Was het de wet van de wetenschap, waar het ene paradigma door het andere wordt ingehaald? Of is het de dominante persoonlijkheid van Langeveld, waaraan zijn leerlingen zich wilden ontworstelen? Of is het instituut misschien ten onder gegaan aan het feit dat de leerlingen de persoonlijke eruditie en pedagogische intuitie van hun meester niet konden evenaren?

Biograaf Jaap Bos heeft geen antwoord. Wat overblijft, is de verbazing over het feit dat in het inmiddels naar hem genoemde Langeveldgebouw, waar de Utrechtse ‘Faculty of Social and Behavioral Sciences’ zetelt, van zijn pedagogiek werkelijk niets meer terug te vinden is.
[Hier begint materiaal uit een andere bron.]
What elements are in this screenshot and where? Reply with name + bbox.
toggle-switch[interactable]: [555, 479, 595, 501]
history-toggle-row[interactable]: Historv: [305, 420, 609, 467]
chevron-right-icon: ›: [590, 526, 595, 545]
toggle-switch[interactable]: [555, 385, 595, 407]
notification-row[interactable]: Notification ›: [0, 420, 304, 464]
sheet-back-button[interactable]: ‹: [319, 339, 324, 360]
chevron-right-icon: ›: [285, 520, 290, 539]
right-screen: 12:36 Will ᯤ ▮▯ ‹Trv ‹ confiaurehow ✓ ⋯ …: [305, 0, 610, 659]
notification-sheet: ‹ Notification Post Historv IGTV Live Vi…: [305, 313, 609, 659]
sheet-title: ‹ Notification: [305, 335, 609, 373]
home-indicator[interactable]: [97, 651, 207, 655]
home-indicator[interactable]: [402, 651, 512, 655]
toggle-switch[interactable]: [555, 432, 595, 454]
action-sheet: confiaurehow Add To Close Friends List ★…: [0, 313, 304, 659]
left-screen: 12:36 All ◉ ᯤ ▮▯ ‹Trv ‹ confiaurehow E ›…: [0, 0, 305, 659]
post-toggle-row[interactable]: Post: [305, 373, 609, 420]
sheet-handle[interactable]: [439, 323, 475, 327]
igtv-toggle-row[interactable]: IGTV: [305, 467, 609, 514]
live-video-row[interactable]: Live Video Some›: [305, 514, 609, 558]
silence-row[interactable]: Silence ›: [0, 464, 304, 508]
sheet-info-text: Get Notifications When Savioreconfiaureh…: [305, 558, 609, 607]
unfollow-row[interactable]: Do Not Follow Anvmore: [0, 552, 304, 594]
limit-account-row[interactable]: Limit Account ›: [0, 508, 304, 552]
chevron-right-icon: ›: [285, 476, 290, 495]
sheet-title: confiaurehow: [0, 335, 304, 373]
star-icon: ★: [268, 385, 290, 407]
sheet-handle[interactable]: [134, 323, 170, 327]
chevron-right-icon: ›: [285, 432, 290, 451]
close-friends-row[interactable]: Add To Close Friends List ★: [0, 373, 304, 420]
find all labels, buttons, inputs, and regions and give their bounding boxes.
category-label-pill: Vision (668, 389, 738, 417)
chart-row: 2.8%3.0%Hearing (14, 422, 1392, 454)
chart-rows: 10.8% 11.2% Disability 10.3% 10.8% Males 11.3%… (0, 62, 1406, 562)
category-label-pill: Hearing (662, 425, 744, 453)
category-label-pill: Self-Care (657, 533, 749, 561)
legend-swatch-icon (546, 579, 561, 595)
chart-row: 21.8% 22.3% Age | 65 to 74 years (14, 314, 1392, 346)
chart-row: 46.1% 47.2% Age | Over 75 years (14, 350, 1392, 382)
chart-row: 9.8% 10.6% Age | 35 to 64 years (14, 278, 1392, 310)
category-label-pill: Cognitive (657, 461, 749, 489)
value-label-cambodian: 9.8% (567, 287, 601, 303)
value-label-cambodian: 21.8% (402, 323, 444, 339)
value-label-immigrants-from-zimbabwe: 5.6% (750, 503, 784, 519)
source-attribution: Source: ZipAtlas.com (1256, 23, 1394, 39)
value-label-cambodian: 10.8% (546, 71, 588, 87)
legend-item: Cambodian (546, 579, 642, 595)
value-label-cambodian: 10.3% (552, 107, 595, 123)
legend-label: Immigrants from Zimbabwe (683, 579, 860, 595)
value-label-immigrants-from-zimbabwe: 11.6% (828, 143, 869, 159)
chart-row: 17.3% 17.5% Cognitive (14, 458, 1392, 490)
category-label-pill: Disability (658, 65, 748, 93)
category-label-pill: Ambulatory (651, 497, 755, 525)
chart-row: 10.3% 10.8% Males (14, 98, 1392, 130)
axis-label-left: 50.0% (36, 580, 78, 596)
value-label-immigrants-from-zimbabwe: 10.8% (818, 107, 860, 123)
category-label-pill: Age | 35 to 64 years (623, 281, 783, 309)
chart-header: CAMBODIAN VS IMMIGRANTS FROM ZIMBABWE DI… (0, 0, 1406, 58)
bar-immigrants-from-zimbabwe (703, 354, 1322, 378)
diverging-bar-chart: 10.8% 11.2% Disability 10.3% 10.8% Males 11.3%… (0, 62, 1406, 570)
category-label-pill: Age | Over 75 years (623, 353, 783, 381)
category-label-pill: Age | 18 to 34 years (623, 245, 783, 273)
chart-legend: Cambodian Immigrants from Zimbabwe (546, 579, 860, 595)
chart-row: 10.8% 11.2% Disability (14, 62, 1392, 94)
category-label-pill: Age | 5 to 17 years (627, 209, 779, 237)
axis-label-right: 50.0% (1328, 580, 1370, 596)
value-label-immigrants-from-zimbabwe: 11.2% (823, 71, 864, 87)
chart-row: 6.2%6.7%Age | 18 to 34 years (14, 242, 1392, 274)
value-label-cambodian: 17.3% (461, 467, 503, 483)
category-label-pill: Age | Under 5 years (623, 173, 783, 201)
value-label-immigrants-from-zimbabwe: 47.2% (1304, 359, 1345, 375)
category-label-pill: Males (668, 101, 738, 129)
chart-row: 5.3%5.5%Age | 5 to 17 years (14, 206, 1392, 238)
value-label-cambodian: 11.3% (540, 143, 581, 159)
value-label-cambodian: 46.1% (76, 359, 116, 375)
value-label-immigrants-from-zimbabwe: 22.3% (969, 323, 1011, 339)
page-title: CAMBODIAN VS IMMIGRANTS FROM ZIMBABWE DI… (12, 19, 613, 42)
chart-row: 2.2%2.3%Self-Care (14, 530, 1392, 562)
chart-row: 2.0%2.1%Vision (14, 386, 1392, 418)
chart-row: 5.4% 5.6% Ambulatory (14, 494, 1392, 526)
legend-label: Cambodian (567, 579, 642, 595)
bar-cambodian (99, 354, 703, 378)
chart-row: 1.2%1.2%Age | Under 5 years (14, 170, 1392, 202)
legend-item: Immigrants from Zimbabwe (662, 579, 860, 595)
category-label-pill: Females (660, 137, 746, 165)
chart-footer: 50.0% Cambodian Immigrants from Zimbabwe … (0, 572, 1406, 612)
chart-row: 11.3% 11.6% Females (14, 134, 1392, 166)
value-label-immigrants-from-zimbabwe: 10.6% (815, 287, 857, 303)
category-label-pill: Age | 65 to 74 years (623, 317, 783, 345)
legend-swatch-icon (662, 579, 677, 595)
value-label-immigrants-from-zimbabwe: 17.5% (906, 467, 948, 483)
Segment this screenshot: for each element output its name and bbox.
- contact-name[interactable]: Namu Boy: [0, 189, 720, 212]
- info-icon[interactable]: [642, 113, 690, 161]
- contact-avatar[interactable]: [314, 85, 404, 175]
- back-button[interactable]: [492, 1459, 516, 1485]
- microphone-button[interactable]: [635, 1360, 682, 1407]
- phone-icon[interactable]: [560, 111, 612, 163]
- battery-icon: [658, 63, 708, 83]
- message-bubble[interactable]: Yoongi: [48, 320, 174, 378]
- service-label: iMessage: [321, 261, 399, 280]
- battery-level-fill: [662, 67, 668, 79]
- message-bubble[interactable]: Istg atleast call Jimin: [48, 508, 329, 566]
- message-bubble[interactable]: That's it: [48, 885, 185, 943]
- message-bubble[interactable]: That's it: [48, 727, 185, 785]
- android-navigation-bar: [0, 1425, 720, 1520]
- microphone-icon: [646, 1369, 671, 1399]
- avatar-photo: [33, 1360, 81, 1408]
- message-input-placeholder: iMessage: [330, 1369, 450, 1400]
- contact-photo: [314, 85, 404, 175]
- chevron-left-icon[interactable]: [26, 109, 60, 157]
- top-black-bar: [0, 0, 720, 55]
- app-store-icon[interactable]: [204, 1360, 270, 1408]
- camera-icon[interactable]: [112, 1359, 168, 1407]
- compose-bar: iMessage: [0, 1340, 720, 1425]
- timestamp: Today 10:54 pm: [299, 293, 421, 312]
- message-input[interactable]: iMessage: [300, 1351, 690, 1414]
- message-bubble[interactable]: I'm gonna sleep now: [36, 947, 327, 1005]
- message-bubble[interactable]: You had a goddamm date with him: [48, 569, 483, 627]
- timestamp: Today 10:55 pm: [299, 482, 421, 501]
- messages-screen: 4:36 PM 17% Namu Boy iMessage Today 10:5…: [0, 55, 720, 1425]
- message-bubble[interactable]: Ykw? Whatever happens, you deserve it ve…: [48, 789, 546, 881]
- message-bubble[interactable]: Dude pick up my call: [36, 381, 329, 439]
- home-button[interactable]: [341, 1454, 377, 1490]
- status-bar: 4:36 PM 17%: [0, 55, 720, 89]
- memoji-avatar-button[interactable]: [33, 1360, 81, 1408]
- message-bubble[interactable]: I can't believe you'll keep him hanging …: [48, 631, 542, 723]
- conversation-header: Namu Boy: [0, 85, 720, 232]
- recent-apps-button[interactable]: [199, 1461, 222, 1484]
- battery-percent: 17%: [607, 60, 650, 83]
Alleen een kleine hommage bij de ingang in de vorm van een weergave van zijn beroemde artikel De verborgen plaats in het leven van het kind uit die bundel uit 1953 herinnert aan het werk van de naamgever van het gebouw.

De ‘pedagoog aan de hand van het kind’ zal men vergeefs zoeken. Wie uiteindelijk het boek met een zucht dichtslaat blijft zitten met de vraag of de pedagogiek – in de meest letterlijke zin – met het badwater ook het kind niet heeft weggegooid.

M.J. Langeveld, Pedagoog aan de hand van het kind. Jaap Bos. Boom Amsterdam 2011. 24,90 euro.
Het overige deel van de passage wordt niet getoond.